O homem que tentar “dar o que ela está querendo”, apesar de ela dizer “não”,
será somente um canalha e um criminoso, e não um super-homem restabelecendo a
glória do macho. Não é glorioso infringir o código penal nem ser um covarde,
certo? Certo.
O poema de Drummond é um clássico publicado em “A
Rosa do Povo”, na edição que tenho da Record fica na página 94, e fala,
com desencanto lírico e irônico, das cápsulas do passado que ficam,
transfigurando-se numa atualidade dicotômica quanto à herança negativa e
positiva a um só tempo.
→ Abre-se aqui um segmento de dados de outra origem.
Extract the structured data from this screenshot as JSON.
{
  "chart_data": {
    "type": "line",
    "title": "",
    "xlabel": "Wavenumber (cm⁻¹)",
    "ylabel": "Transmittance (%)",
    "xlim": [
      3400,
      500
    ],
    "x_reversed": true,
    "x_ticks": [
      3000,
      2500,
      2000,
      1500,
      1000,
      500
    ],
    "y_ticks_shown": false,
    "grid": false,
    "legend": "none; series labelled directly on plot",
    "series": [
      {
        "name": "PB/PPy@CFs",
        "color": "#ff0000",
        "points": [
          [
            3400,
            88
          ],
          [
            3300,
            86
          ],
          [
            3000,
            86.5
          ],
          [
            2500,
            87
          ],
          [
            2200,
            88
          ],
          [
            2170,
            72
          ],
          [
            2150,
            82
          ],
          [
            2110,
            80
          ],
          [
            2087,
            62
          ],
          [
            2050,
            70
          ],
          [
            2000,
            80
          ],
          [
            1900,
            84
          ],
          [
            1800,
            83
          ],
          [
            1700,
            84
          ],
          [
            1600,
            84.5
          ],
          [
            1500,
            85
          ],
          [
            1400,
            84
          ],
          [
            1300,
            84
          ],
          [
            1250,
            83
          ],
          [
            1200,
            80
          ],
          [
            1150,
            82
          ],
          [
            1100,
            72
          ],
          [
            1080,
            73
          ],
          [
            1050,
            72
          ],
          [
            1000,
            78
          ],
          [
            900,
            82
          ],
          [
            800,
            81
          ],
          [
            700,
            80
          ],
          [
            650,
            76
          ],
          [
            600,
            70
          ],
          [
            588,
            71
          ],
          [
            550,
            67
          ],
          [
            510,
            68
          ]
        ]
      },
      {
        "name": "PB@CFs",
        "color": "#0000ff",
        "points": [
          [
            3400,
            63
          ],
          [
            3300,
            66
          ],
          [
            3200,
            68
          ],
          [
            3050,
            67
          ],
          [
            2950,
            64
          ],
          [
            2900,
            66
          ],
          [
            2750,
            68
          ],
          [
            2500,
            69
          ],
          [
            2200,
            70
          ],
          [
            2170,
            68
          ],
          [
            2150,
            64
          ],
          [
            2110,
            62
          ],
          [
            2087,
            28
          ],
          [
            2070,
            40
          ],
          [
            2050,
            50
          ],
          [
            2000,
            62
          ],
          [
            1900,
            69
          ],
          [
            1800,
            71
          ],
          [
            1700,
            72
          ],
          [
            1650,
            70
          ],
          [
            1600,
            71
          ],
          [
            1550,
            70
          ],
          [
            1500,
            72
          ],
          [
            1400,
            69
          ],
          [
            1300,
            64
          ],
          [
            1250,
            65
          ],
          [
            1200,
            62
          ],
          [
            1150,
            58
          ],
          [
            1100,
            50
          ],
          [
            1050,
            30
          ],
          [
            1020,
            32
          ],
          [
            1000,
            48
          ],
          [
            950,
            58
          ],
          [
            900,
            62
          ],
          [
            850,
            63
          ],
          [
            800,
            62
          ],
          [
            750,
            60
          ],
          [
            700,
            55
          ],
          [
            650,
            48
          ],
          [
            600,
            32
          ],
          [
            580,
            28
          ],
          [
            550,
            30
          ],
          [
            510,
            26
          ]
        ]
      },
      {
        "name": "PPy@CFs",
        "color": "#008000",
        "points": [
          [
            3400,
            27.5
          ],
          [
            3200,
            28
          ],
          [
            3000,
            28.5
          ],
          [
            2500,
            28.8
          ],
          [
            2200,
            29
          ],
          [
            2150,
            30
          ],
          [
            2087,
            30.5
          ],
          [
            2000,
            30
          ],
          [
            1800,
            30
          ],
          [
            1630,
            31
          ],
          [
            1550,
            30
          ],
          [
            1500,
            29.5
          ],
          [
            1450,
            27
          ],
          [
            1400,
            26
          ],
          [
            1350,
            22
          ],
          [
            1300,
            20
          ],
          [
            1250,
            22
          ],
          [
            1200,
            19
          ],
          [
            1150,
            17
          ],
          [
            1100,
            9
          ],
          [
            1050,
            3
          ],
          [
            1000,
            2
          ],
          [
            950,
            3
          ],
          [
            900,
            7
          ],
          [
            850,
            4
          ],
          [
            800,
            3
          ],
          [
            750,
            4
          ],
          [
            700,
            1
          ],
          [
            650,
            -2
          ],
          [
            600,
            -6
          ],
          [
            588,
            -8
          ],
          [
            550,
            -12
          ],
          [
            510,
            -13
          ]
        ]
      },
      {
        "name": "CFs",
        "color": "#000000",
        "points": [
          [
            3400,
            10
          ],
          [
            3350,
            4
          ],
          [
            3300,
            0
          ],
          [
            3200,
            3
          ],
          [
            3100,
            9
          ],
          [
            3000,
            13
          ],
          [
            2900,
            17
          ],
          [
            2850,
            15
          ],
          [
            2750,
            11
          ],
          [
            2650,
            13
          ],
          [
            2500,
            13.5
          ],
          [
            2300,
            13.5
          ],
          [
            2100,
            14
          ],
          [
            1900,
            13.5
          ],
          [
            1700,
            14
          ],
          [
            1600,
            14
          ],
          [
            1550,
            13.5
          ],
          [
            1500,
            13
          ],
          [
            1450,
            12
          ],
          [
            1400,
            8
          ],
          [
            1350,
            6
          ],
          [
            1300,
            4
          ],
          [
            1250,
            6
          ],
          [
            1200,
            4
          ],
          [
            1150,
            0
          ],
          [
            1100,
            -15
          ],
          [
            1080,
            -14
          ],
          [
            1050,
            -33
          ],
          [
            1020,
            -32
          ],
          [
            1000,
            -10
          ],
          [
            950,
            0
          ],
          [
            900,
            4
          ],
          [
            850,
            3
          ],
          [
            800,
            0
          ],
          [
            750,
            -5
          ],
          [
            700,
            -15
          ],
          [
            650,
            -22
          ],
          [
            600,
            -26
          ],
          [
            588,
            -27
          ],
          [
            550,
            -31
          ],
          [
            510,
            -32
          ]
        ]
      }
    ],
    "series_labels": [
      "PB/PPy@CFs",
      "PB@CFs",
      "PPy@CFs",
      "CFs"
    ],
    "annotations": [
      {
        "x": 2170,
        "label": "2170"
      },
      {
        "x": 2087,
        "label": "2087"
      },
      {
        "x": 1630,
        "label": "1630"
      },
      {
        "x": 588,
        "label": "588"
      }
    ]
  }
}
Talvez o poema tenha pouco a ver com este texto, talvez
tenha muito; não sei. O fato é que me lembrei dele e se ainda não o conhece,
caro eventual leitor, eu te convido a fazê-lo e a vir comigo nesta reflexão:
pouco ficará dos direitos das mulheres se eles forem defendidos porque, puxa
vida, poderíamos ser tua filha-ou-mãe-ou-namorada. Esse resíduo desvitaliza
nossa individualidade e, sem ela, não há mulheres nem homens, apenas bichos definidos
pela violência atrás de biombos precários.